Data planning

This has been up in various guises before, it remains incomplete but I’ve had requests recently to post.

Use this document in conjunction with the Research data planning checklist and the research data guidelines above to help with the research data planning process.

1. Describing your data
– How will this research be generated and used in this project?
– Describe the data set as completely as possible. Include information about the format, average size, volume and/or estimated number of data files produced.
– Consider life cycles of this data set:
– What stages does the data go through (eg raw, processed, analyzed)?
– What methodologies at each stage?
– What tools and instruments are used?
– Who is involved (eg. Professors, lab techs, students)
– How will this data be managed?
– How will you identify and cover costs of managing data sets?

 Data collection
– Are you collecting on paper based forms? How will they be digitised?
– Any additional requirements (eg. image scanner, optical character recognition)?
– Collecting data by mobile phone or tablet? What software, how will you access?
– Who is responsible? Where will the data be hosted?
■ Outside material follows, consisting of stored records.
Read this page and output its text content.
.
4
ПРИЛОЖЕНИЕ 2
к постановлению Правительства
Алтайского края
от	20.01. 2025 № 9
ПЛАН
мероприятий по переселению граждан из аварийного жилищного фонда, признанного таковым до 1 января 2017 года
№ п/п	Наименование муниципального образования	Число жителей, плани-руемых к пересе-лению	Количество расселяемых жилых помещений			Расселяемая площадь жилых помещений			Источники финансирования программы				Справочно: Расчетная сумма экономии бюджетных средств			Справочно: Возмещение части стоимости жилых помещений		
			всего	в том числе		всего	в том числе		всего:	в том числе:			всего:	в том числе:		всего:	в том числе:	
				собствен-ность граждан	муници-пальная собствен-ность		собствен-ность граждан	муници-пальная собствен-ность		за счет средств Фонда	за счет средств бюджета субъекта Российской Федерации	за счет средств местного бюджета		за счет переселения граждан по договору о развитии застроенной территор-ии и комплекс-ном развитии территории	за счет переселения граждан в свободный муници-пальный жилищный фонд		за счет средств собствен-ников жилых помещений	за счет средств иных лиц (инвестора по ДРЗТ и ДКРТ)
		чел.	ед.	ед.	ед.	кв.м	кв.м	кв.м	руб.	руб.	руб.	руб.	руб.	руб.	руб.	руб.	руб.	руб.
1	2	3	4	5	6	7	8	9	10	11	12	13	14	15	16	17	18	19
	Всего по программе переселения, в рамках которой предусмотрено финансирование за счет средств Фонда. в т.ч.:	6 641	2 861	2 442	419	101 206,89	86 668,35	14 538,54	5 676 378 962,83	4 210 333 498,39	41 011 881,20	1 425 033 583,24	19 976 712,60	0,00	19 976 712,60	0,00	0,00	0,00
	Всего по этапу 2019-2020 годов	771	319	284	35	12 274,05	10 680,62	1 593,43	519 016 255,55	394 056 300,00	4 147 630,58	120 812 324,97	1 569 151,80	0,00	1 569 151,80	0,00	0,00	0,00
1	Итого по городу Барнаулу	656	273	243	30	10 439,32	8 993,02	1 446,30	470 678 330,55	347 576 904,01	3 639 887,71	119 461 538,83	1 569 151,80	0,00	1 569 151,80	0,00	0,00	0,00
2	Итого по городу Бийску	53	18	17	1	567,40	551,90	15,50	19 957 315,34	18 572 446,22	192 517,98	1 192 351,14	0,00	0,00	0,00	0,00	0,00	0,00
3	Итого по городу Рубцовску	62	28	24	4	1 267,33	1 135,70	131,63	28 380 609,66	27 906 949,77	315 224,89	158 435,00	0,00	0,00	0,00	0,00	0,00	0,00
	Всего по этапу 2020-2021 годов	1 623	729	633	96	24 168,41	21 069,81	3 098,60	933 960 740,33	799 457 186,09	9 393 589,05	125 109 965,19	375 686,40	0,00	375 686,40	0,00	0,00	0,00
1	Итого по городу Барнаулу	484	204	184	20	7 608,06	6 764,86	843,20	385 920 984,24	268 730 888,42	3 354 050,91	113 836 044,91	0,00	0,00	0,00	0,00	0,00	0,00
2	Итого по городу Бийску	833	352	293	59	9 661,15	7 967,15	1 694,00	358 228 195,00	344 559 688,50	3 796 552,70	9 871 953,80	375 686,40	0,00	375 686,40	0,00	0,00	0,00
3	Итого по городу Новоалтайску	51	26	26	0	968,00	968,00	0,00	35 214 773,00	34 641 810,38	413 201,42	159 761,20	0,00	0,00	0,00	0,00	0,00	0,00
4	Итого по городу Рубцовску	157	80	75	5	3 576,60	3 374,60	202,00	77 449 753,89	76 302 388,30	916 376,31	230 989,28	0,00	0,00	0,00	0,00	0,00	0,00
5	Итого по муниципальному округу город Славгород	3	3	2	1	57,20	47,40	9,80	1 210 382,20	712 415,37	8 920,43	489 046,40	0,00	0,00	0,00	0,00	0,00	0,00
Data and metadata standards
– Are there any standard formats in for eld for managing or disseminating the data sets (eg. XML, ASCII, CSV)?
– Is your format proprietary rather than open and is this essential?
– If there is not a standard format, how will you format the data so that others in your field will be able to make use of it?
– Who in your team will have responsibility for ensuring that data standards are properly applied and data are properly formatted?

Metadata is structured information that describes or otherwise makes it easier to retrieve, use or manage an information resource. It represents the who, what, why, where and how of the resource.
– How will metadata be generated and captures for each of your data sets?
– Are you aware of any metadata standards that could be used for you data sets?
– If there is not a metadata standard, what metadata will you need to generate so that others in your field will be able to find, understand and make use of your data?
– Who in your research team will be responsible for ensuring metadata standards are followed?
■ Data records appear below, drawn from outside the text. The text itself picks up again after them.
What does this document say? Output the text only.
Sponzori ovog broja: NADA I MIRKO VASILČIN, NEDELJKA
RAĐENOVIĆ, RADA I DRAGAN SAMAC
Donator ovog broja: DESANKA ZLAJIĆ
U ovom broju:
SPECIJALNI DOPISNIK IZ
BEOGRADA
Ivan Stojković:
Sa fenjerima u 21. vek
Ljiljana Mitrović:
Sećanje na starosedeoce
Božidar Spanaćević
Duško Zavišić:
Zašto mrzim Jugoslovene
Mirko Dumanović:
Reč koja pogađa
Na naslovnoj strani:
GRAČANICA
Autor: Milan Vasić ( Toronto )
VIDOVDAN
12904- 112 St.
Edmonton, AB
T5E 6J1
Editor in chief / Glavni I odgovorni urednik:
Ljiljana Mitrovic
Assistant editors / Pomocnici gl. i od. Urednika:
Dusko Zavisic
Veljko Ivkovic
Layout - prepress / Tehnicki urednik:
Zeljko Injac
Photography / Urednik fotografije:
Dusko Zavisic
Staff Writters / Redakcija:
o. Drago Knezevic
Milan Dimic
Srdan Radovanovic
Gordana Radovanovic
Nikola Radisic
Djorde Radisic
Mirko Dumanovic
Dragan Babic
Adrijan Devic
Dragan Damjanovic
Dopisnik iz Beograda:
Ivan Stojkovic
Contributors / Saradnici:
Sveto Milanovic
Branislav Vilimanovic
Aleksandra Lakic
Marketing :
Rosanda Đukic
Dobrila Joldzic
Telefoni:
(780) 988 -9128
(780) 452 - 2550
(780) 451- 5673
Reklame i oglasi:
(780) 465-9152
2. Intellectual property, ownership and copyright
Funding agencies may have varying approaches toward IP, copyright and related issues. UCT has specific IP and ownership, and South African IP law is different than many other countries.
– Who will own these data sets? Any other stakeholders need to be consulted before data sets are made
– Will you permit re-use of data, either with or without conditions?
– Will you permit re-distribution of the data, either with or without conditions?
– Will you permit the creation and publication of derivatives of the data, either with or without conditions?
– Will you permit others to use the data to develop commercial products or in ways that produce a financial benefit for themselves, either with or without conditions?

3. Data sharing
Funding agencies may recommend or require data sharing during the course of research.
– How will the people who generated the data sets receive attribution for their work?
– Who would be the target audience for your data sets, and how would they use your data?
– When will you share each of your data sets (eg. After data has been normalised, corrected, after publication, etc)?
– Will you place any conditions on the sharing of your data with others (ie requiring some form of acknowledgement or attribution, forbidding for-profit use)?
– If these data sets contain sensitive information, what steps will you take to ensure protection?
– Do you need to get specific consent for data sharing? Note this if often essential for qualitative interviews, genetic data.
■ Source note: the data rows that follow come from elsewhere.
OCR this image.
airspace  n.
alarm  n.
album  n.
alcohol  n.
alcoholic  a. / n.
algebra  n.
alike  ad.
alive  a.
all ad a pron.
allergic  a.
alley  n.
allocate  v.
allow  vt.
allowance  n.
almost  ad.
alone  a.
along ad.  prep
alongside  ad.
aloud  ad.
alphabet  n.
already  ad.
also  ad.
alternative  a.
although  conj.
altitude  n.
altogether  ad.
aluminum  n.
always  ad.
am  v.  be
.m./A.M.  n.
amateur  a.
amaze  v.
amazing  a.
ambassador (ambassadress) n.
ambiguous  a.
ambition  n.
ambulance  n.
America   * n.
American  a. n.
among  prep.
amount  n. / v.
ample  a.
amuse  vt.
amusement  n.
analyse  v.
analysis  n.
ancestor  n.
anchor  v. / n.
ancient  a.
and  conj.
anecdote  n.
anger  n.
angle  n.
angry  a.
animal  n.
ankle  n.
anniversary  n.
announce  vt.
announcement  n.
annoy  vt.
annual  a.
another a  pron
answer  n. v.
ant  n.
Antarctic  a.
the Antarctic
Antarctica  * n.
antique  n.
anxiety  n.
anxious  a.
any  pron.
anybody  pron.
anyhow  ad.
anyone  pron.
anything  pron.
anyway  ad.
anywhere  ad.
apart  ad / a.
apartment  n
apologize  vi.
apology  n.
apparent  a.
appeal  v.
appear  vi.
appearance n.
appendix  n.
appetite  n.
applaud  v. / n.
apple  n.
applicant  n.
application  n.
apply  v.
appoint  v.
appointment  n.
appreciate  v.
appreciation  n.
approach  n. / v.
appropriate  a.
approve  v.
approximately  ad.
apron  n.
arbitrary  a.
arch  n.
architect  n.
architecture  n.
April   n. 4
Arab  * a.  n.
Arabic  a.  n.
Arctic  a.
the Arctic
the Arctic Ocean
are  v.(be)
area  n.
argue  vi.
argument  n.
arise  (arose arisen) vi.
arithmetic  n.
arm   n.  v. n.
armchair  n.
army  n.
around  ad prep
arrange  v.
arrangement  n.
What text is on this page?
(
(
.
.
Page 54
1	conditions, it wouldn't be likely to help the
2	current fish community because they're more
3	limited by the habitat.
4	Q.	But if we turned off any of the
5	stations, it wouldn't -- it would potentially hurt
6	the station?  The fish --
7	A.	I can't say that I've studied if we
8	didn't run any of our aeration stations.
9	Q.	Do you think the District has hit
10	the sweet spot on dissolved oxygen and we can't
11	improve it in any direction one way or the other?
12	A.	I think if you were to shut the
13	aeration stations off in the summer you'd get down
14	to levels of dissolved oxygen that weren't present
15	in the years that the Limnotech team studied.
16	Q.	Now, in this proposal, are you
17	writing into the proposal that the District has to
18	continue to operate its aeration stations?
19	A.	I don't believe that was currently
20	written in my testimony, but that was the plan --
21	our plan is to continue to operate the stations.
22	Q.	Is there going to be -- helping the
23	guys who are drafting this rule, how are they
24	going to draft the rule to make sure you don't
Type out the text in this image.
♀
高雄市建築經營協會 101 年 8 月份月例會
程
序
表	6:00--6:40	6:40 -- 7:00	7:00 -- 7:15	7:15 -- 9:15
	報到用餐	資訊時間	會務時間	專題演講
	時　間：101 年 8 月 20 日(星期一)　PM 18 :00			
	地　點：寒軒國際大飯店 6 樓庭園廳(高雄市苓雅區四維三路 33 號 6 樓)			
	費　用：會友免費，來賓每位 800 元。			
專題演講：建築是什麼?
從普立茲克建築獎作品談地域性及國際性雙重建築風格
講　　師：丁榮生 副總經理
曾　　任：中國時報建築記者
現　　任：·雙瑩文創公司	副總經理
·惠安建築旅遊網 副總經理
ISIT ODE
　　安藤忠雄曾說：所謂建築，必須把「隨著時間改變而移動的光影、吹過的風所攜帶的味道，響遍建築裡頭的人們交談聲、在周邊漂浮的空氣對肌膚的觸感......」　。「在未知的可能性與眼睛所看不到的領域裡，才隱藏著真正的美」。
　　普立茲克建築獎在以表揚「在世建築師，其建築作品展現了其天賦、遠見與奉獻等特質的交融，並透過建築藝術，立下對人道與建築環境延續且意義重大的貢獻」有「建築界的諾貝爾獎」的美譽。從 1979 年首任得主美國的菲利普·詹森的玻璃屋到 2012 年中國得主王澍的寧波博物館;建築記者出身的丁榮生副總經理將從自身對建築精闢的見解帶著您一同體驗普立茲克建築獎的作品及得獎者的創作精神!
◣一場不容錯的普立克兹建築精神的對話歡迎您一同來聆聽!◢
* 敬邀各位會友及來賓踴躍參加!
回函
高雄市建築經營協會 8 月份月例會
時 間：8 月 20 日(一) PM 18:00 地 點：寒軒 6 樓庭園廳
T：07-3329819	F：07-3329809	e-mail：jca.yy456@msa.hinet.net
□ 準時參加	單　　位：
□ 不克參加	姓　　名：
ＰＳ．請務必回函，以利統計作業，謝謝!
Data archiving and preservation
– Which of you data sets have long-term value to others?
– How will you ensure ongoing access beyond the life of the project?
– What related information needs to be preserved with the data?
– How will you or the repository you are working with ensure that these data sets are able to withstand changes in or the obsolescence of the storage techniques?

Additional resources
This document borrows heavily from: Purdue University Libraries. Data management plan self assessment questionnaire. Purdue University, West Lafayette IN. 2/4/11.